Ismail Lasut (doc.pribadi) |
Oleh: Ismail Lasut
Wartawan PotretMalut (Media Brindo Group)
Kecamatan Pulau Hiri, Kota Ternate, Maluku Utara, memiliki enam kelurahan, yaitu Faudu, Tomajiko, Dorariisa, Tafraka, Mado, dan Kelurahan Togolobe. Jumlah penduduknya, berdasarkan data BPS Kecamatan Pulau Hiri Dalam Angka 2022, sebanyak 2.957 jiwa.
Sampai saat ini, mereka belum menikmati pelayanan air bersih dari Perusahaan Umum Daerah Ake Gaale sebagai satu-satunya BUMD yang diamanahkan untuk memberikan pelayanan air bersih di Kota Ternate.
Kondisi geografis Pulau Hiri yang ditutupi oleh pasir dan pecahan batu (https://id.m.wikipedia.org), menyebabkan minimnya air tanah dan tidak ada air permukaan yang dapat dijadikan sumber air bersih bagi masyarakat.
Pada 2021 ditemukan koordinat air tanah, namun setelah diteliti, airnya terasa payau dan belum diketahui debit air yang terkandung di dalamnya. Pemerintah melalui Balai Wilayah Sungai Provinsi Maluku Utara berupaya menyediakan air bersih kepada masyarakat Hiri dengan membangun pipa air bersih bawah laut.
Tapi membutuhkan anggaran yang besar dan keadaan alam bawah laut yang kurang mendukung, sehingga Balai Wilayah Sungai menyarankan, penggunaan sistem pemanfaatan air hujan (SPAH). Menurut mahasiswa asal Hiri yang penulis wawancarai (13/3/2023) sampai saat ini, masyarakat menggunakan hujan sebagai sumber utama air untuk dikonsumsi yang dikelola dengan cara ditampung dalam wadah yang telah disediakan di setiap rumah penduduk.
Dalam tulisan berjudul Analisis Ketahanan Air di Kota Ternate Provinsi Maluku Utara, Prita Firdayani Mulyono dan Haryono Putro menawarkan pembangunan infrastruktur sumber daya air melalui pembuatan embung, dengan pertimbangan air hujan sebagai sumber air baku utama bagi semua masyarakat Kota Ternate. Berdasarkan perhitungan kebutuhan air masyarakat Pulau Hiri tahun 2020-2039, maka dibutuhkan empat embung dengan luas masing-masing lima hektar.

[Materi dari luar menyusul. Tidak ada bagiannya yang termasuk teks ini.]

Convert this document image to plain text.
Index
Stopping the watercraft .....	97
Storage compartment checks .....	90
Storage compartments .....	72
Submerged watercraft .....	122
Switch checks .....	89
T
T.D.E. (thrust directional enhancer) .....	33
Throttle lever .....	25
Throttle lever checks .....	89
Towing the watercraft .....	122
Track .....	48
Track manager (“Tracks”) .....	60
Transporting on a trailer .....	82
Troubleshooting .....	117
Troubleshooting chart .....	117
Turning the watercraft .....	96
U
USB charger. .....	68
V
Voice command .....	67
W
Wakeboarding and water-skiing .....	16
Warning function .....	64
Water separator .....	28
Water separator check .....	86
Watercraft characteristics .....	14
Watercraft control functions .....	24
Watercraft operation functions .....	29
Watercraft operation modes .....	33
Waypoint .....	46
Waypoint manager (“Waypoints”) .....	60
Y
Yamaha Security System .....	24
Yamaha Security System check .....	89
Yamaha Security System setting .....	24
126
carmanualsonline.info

Sebagai daerah yang tidak memiliki sumber air permukaan dan minimnya air tanah, pemanfaatan air hujan menjadi langkah solutif. Untuk memanfaatkan air hujan, pembuatan embung maupun SPAH sangat penting.
Selain itu, sumur resapan menjadi alternatif sebagai langkah konservasi untuk melimpahkan cadangan air tanah yang langka dan meningkatkan kualitas air agar dapat dikonsumsi. Diketahui, antara air tanah dan air hujan memiliki perbedaan kandungan kimia.
Air hujan memiliki kandungan gas, debu dan asap beracun bagi tubuh, sementara air tanah dipengaruhi oleh vegetasi tanah, asam organik dengan kadar besi tinggi, dan garam yang tersupsensi ke dalam air. Dengan kandungan yang terdapat di dalam kedua jenis air ini, kualitas air tanah lebih baik untuk dikonsumsi dibanding air hujan (Air Tanah Vs Air Hujan, Mana yang Lebih Baik untuk Rumah Tangga, https://artikel.rumah123.com)
Dalam buku Pengelolaan Air Tanah (2018:152-153), Darwis menjelaskan, kualitas air sangat penting, sebab kualitas hidup sangat bergantung pada kualitas air yang dikonsumsi. Air yang baik dan sehat akan membuat ekosistem tetap terjaga yang pada akhirnya membuat kualitas kehidupan menjadi baik. Sebaliknya, kualitas air yang buruk akan berdampak pada menurunnya kualitas hidup dan lingkungan.
Untuk memenuhi kebutuhan akan air bersih dengan kualitas baik dan sehat juga upaya konservasi air di Pulau Hiri, dibutuhkan kerja sama antara pihak BWS dengan Perumda Ake Gaale demi memanfaatkan potensi air yang dimiliki.
(Tulisan ini telah diikutkan dalam Lomba Karya Tulis Ilmiah Hari Air Dunia Ke-31 oleh Balai Wilayah Sungai Maluku Utara, dengan Tema: Krisis Air dan Melestarikan Air Tanah Untuk Kelanjutan Hidup. Tujuannya, sebagai bahan masukan untuk menghadapi krisis air baku. Meraih Juara I).